Dans les années post-2005, les relations entre TAK et PKK ont évolué, continue Olivier Grojean. "Le TAK des années 2000 n’est pas le même que le TAK des années 2015. À sa création, ses membres torpillaient les cessez-le-feu du PKK, ils menaient des actions très violentes", précise l’expert. Puis progressivement, ils ont disparu de la scène turque.

"Dans les années 2009-2015, les TAK ont cessé leurs actions". Pourquoi ? "On ne sait pas vraiment", confesse Olivier Grosjean. Ont-ils été dissous par le PKK ? Se sont-ils repliés en cellules dormantes sur ordre du PKK ? "Ce qui est sûr, c’est que le TAK aurait pu court-circuiter les négociations de paix entamées avec Ankara en 2012 et il ne l’a pas fait."

En 2015, le TAK sort de l’ombre. Le 23 décembre, ses membres tirent des obus de mortier sur l'aéroport Sabiha Gökçen d'Istanbul. C’est aussi à cette même époque que le PKK entre à nouveau en conflit avec l'armée dans le sud-est de la Turquie, à la suite de la décision, en juillet 2015, du président Recep Tayyip Erdogan de mener une double-guerre contre les djihadistes de l'État islamique et les indépendantistes kurdes. "À ce moment-là, il y a une évidence : c’est la convergence des luttes du PKK et du TAK", ajoute le spécialiste.

• Aujourd’hui, quelle est la nature exacte de la relation entre les deux groupes ?

"Personne ne sait vraiment", concède Olivier Grojean.
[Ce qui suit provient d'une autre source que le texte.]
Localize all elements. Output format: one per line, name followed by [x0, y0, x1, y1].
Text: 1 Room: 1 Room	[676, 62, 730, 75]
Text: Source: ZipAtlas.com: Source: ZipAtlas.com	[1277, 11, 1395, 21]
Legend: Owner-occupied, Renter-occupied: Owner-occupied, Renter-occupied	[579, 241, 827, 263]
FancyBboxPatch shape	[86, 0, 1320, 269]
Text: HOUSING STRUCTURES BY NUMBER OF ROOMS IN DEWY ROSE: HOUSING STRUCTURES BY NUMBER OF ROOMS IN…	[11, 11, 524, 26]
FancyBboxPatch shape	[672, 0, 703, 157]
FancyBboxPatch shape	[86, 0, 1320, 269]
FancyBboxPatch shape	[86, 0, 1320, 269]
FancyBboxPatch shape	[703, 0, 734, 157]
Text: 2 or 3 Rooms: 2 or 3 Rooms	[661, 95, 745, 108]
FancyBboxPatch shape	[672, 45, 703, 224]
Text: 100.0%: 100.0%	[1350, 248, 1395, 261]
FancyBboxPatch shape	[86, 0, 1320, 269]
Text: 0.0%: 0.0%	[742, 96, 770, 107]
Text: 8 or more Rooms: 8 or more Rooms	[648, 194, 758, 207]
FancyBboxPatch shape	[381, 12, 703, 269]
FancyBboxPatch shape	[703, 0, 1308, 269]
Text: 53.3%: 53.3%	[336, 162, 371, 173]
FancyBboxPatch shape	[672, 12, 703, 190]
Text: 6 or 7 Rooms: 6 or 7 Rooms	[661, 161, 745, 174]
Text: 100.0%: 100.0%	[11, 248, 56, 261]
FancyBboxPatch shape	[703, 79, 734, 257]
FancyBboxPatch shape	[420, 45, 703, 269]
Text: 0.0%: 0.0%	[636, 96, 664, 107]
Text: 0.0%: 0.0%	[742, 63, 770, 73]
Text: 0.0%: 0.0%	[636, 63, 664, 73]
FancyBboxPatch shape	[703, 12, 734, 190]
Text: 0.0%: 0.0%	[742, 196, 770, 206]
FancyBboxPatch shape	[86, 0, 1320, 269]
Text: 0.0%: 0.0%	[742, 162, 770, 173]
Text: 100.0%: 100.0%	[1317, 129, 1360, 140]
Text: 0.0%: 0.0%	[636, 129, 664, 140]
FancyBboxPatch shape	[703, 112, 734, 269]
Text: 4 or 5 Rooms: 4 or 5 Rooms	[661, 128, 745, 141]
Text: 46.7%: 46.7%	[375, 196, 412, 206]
Pour le pouvoir turc, le TAK et le PKK ne sont qu’un seul et même groupe terroriste. Les deux mouvements suivent d’ailleurs le même leader Abdullah Ocalan. Ankara considère que les Faucons de la Libertés ne sont qu’une couverture créée par le PKK pour commettre des attentats sanglants et ne pas ternir son image. Car les Kurdes, notamment les YPG, la branche syrienne du PKK, jouissent d’une reconnaissance de la communauté internationale depuis qu’ils combattent les jihadistes de l’organisation État islamique (EI).

Pour Tancrède Josseran, l’explication n’est pas complètement farfelue. Pour ne pas écorner l’image d’Épinal des YPG luttant contre les terroristes en Syrie, "les membres du PKK ont certainement sous-traité certaines attaques au TAK". Selon l’expert, il y a eu une répartition des rôles : le PKK mène des attaques à l’est de la Turquie, près de la Syrie, sur des cibles armées. Le TAK, lui, doit en théorie s’en prendre aux cibles à l’ouest du pays, là où il y a plus de touristes".

L’explication tient la route : le 13 mars, par exemple, le TAK a fait exploser une voiture piégée à Ankara, près de Güven Park, l'un des endroits les plus fréquentés de la capitale, tuant 35 personnes. Dans un communiqué publié un mois plus tôt, le TAK prévenait : "Nous conseillons aux touristes étrangers et turcs de ne pas aller dans les zones touristiques en Turquie. Nous ne serons pas responsables de ceux qui mourront dans les attaques qui viseront ces sites". Le PKK, de son côté, a revendiqué le 26 août l’attentat suicide à Cizre à la frontière syrienne. Onze policiers avaient été tués.

Olivier Grojean, pourtant, nuance cette hypothèse. "Le TAK cible surtout les zones urbaines, le PKK les zones montagneuses, rurales, où il y a davantage de cibles militaires". Mais selon lui, les deux mouvements ont un objectif commun : les forces armées. "Je ne pense pas que le but du TAK soit d’atteindre des civils, comme on l’entend un peu partout. Leur cible a toujours été militaire mais il y a eu des ratés et des dommages collatéraux. Le 13 mars, par exemple, l’attentat a eu lieu dans un endroit très fréquenté, mais surtout situé à une dizaine de mètres d'un commissariat de police."